Am Rande

Wir in Reinickendorf • 12/2008

Frage aus der virtuellen Welt

In Tegel hat es wieder mal gespukt, woanders spukt’s ja nicht (vergleiche Goethe, Faust 1, Walpurgisnacht). Laut Internet hat der Schutzverein Selbstentleibter Banker in Scham e.V. eine außerordentliche Sitzung abgehalten.

Es sei um den inzwischen widerwärtig oft erhobenen Vorwurf der Politik gegangen, die Realwirtschaft sei von der virtuellen Wirtschaft in die Krise gezockt worden. Jedoch müsse am Ende des verhängnisvollen Jahres 2008 endlich klargestellt werden, dass die Virtualwirtschaft alles Erdenkliche getan habe, um die Krise zu verhindern.

Auch in Deutschland seien nämlich gewisse Leute in den letzten zehn Jahren mit mindestens einer zusätzlichen Billion Euro gekommen und hätten Anlagemöglichkeiten für ihr Geld gefordert. In die Realwirtschaft zu investieren hätten sie sich geweigert, weil bereits viel zu viel Waren und Leistungen auf dem Markt seien und weil die Leute, die ihr Geld für Waren und Dienstleistungen zu verbrauchen pflegen, eh kein Geld hätten.
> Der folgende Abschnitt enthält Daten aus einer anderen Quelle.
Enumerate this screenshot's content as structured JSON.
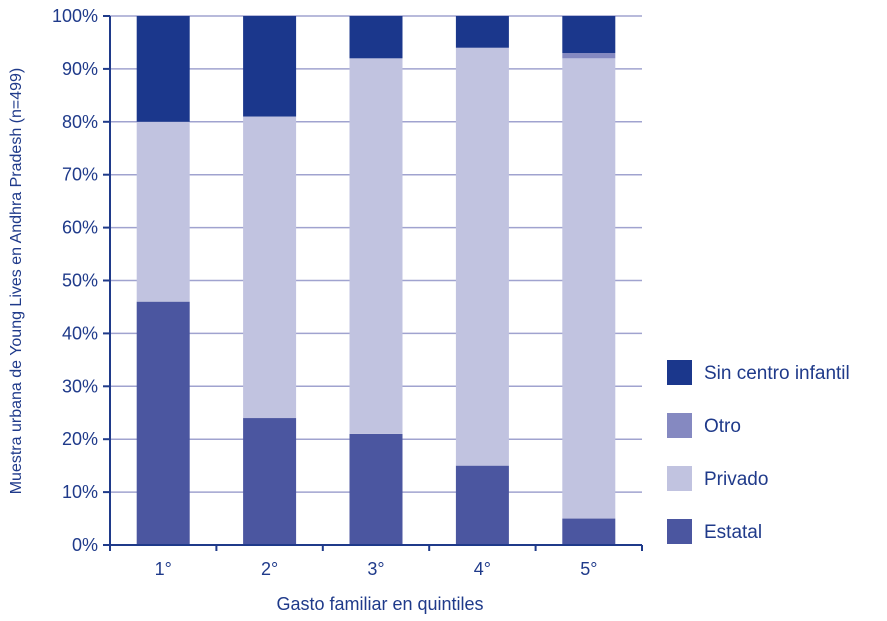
{
  "chart_data": {
    "type": "bar",
    "stacked": true,
    "categories": [
      "1°",
      "2°",
      "3°",
      "4°",
      "5°"
    ],
    "xlabel": "Gasto familiar en quintiles",
    "ylabel": "Muestra urbana de Young Lives en Andhra Pradesh (n=499)",
    "ylim": [
      0,
      100
    ],
    "yticks": [
      "0%",
      "10%",
      "20%",
      "30%",
      "40%",
      "50%",
      "60%",
      "70%",
      "80%",
      "90%",
      "100%"
    ],
    "grid": true,
    "legend_position": "right",
    "series": [
      {
        "name": "Estatal",
        "color": "#4b56a0",
        "values": [
          46,
          24,
          21,
          15,
          5
        ]
      },
      {
        "name": "Privado",
        "color": "#c1c3e0",
        "values": [
          34,
          57,
          71,
          79,
          87
        ]
      },
      {
        "name": "Otro",
        "color": "#8589c1",
        "values": [
          0,
          0,
          0,
          0,
          1
        ]
      },
      {
        "name": "Sin centro infantil",
        "color": "#1b378c",
        "values": [
          20,
          19,
          8,
          6,
          7
        ]
      }
    ],
    "legend_order": [
      "Sin centro infantil",
      "Otro",
      "Privado",
      "Estatal"
    ]
  },
  "colors": {
    "axis": "#1f3a8a",
    "grid": "#a0a3cf",
    "text": "#1f3a8a"
  }
}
Verständlicherweise wären die Anlegewilligen lebensbedrohlich überfordert gewesen, hätten sie ihr Geld selbst konsumieren sollen. Und da musste man eben Geld als Kredit weiter vermitteln, wo man eigentlich nichts hätte vermitteln sollen, und habe neue Finanzprodukte entwickelt, die man nicht hätte entwickeln dürfen. Und dafür habe man schließlich auch gebüßt.

Wer aber sei verantwortlich, dass diese Billion - hälftig Steuergeschenke an Vermögenseigner, hälftig Extraprofite für Kapitaleigner wegen sinkender Reallöhne – zusammengesammelt und in die Virtualwirtschaft gespült wurde? Jeder in der realen Welt habe doch wissen müssen und können, dass dieses Geld im realen Kreislauf von Produktion und Konsumtion bitter fehlen würde.